12. A compound according to claim 11, or a pharmaceutically acceptable salt thereof, wherein Het is pyridin-2-yl or pyridazin-3-yl, each substituted at the para position relative to the bond to the pyrrolidine moiety with OH, CN or methoxy.

13. A compound according to claim 12, or a pharmaceutically acceptable salt thereof, wherein Het is pyridazin-3-yl substituted at the para position relative to the bond attached to the pyrrolidine moiety with OH, CN or methoxy.

14. A compound according to claim 1, selected from:

or a pharmaceutically acceptable salt thereof.

15. A compound according to claim 14, selected from:

or a pharmaceutically acceptable salt thereof.

16. A compound according to claim 15, selected from:

or a pharmaceutically acceptable salt thereof.

17. A pharmaceutical composition comprising a compound of any one of claims 1, 2, 3, 4, 5,6, 7, 8, 9, 10, 11, 12, 13, 14, 15 or 16, or a pharmaceutically acceptable salt thereof, and a pharmaceutically acceptable carrier or adjuvant.

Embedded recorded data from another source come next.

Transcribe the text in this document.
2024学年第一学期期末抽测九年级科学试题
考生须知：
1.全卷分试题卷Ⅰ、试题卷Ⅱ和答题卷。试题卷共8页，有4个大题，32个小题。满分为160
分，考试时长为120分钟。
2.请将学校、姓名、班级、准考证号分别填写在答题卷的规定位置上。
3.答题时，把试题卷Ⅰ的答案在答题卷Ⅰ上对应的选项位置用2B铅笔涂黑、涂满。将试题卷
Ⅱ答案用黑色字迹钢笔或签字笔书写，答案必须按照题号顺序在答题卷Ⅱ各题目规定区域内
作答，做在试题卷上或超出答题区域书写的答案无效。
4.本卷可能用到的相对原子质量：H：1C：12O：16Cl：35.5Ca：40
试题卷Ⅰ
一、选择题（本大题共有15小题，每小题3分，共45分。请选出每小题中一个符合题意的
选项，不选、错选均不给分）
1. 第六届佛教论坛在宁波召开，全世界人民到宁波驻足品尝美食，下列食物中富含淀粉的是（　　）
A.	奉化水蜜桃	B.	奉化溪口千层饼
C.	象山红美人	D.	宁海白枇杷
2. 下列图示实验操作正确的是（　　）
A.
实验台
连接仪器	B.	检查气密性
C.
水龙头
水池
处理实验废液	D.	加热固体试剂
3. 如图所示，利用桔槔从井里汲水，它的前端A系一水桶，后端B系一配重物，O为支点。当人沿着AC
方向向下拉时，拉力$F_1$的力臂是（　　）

18. A pharmaceutical composition comprising a compound of claim 1 and a diluent.

19. Use of a compound of any one of claims 1, 2, 3, 4, 5,6, 7, 8, 9, 10, 11, 12, 13, 14, 15 or 16, or a pharmaceutically acceptable salt thereof, or a pharmaceutical composition of claim 17 or 18, in the manufacture of a medicament for the treatment of a disease, disorder or condition responsive to activation of the MC4 receptor.

20. Use according to claim 19, wherein the disease is sexual dysfunction, obesity, diabetes or lower urinary tract dysfunction.